En el Gobierno creen que no habrá citación a indagatoria antes del Mundial. El argumento es técnico: para imputar, la fiscalía necesita un peritaje contable que cruce período por período los montos y los supuestos delitos. El fiscal federal Gerardo Pollicita lleva la investigación de manera independiente del juez. Eso no significa que una citación sea imposible, solo que el Gobierno confía en que no ocurrirá antes de que empiece el campeonato de fútbol.
Cuando Adorni presente los números, la Dirección de Asesoramiento Económico y Financiero en las Investigaciones (DATIF) del Ministerio Público Fiscal los cotejará con la evidencia reunida en la causa.
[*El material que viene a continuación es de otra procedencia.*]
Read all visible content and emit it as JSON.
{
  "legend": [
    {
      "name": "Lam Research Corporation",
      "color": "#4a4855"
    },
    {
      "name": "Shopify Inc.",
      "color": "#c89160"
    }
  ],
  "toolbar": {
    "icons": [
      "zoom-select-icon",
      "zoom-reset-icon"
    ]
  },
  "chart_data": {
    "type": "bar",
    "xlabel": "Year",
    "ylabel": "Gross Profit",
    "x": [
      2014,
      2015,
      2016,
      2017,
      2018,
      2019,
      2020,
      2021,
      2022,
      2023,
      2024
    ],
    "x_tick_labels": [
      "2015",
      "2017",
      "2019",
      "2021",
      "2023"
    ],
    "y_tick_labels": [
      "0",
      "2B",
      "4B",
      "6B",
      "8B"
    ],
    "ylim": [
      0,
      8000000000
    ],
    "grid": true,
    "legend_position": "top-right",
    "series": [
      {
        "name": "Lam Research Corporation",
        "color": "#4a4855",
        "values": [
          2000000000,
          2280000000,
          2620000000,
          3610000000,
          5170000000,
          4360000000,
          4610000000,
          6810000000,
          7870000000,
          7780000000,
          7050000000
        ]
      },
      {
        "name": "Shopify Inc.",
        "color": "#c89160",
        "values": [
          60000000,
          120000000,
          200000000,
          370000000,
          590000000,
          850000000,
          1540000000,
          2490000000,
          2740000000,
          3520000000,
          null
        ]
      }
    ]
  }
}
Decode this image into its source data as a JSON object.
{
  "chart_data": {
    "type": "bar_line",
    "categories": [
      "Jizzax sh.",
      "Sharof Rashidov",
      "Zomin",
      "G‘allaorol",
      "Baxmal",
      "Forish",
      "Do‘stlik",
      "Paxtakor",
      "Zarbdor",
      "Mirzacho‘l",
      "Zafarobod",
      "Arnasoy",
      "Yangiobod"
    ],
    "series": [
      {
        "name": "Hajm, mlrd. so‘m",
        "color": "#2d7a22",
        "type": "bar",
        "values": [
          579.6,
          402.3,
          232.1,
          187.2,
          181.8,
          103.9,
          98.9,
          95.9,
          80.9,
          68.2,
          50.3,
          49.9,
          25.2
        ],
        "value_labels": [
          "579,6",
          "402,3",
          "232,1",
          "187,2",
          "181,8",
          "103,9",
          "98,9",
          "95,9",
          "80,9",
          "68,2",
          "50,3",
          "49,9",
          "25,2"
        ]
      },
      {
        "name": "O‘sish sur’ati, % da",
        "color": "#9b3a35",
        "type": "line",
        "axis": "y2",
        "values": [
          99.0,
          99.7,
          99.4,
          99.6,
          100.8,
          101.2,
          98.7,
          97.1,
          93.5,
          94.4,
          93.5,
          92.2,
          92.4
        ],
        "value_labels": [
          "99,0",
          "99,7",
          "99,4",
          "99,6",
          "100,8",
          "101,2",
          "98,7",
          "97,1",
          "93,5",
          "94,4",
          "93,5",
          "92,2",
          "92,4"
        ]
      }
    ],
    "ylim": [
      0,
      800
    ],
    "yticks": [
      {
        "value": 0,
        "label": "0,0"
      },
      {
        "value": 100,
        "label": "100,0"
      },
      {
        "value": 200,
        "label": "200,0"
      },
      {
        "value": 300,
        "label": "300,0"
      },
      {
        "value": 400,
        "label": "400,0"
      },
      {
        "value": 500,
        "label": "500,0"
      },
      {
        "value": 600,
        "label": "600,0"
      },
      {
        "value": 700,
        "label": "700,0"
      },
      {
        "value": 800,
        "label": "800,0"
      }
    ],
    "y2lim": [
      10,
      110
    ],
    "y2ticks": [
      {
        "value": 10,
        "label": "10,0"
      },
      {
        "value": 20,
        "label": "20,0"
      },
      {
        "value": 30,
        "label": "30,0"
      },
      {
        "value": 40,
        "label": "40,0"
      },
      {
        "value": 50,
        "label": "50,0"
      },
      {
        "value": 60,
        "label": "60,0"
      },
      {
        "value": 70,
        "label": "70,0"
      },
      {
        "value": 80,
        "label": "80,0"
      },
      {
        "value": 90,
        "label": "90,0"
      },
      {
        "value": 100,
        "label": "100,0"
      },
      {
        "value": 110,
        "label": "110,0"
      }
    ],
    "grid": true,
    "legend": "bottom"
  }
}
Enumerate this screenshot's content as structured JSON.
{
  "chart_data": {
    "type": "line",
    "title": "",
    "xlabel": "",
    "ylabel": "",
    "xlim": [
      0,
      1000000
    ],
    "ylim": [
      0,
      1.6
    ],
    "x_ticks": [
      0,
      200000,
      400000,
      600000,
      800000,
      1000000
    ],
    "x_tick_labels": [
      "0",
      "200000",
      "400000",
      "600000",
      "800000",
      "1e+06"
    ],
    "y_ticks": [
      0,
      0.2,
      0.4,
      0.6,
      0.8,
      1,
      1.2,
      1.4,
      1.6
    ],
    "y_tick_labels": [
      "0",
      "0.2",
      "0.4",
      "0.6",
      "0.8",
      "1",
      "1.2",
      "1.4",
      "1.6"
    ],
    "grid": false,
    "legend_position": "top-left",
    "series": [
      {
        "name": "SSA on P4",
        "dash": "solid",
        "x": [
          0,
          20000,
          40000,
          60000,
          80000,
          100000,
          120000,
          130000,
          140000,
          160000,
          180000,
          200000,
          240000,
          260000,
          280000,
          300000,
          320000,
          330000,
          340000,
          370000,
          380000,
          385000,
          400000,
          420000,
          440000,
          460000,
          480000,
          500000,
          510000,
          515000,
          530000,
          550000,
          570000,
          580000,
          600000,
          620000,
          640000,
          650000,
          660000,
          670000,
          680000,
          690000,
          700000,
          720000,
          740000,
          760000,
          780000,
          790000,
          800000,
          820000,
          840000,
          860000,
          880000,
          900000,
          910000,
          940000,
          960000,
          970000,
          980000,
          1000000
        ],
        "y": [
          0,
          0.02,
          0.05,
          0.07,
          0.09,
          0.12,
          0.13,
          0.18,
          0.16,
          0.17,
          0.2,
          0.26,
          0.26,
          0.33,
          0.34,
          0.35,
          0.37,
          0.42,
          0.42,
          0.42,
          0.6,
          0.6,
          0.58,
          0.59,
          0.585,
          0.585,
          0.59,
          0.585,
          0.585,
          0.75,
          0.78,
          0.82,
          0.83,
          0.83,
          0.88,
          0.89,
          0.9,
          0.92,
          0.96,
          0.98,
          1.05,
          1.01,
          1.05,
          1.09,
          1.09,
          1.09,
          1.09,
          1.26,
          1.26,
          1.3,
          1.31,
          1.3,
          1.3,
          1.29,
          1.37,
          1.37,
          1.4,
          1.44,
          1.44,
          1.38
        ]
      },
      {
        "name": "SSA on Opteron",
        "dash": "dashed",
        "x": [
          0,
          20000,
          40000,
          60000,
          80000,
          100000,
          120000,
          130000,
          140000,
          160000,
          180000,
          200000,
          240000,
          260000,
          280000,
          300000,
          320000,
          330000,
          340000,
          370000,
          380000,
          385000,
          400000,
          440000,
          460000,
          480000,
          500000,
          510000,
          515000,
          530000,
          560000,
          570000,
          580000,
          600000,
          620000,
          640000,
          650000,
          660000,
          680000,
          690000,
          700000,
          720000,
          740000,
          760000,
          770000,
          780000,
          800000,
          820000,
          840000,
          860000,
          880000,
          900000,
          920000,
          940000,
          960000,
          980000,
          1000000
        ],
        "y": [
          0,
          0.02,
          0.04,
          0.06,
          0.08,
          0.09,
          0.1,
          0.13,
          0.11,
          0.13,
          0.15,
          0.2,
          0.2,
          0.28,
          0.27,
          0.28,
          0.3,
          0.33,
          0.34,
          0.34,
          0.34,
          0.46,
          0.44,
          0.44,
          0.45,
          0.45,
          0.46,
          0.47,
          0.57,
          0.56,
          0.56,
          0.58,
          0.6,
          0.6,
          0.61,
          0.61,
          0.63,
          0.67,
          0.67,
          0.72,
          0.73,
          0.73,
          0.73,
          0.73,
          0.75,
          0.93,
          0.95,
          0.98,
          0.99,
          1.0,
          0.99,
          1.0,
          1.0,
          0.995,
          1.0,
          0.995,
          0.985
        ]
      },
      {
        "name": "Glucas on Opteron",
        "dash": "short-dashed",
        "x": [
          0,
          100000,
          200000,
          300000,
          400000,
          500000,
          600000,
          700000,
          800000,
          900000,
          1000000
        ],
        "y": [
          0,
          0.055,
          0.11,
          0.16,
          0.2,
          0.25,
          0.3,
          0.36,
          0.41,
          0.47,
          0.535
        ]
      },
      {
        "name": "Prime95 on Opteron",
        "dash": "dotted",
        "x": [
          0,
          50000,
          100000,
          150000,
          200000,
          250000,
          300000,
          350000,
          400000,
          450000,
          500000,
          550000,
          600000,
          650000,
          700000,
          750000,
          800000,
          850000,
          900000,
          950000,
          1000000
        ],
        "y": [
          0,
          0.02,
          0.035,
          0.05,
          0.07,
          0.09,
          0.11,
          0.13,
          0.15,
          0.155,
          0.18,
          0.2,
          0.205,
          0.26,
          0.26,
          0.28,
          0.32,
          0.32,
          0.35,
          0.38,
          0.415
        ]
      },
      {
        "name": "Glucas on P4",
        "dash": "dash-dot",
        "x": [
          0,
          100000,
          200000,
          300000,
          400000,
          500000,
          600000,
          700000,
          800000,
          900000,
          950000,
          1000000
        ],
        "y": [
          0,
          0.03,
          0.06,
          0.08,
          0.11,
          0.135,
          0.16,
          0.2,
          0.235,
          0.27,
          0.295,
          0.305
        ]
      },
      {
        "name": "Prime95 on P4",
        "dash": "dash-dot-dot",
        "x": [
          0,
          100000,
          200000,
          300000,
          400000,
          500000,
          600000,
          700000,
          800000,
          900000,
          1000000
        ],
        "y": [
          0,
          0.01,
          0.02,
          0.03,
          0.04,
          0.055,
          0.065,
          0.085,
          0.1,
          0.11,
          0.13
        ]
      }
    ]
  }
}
Si algo no cierra, la fiscalía tiene herramientas para actuar. Si todo cierra, el Gobierno habrá ganado tiempo pero no habrá cerrado el expediente. La declaración jurada no termina el caso: lo reencuadra.
No obstante, descartan que si Adorni tuviera que ir a la Justicia, sería para entregar un escrito. Similar procedimiento al de tantos otros procesados por corrupción de gobiernos opuestos.
Adorni participó del Tedeum, la reunión de Gabinete el lunes y la reunión de mesa política del martes. El gobierno de los Milei sigue apostando a que sea su ex vocero quien lidere esos encuentros, aunque debilitado. No sólo por las internas. Todas las encuestas, afines u opuestas al gobierno, delinean un piso de un 60% —que se extiende hasta un 75%— de gente que cree que debería renunciar.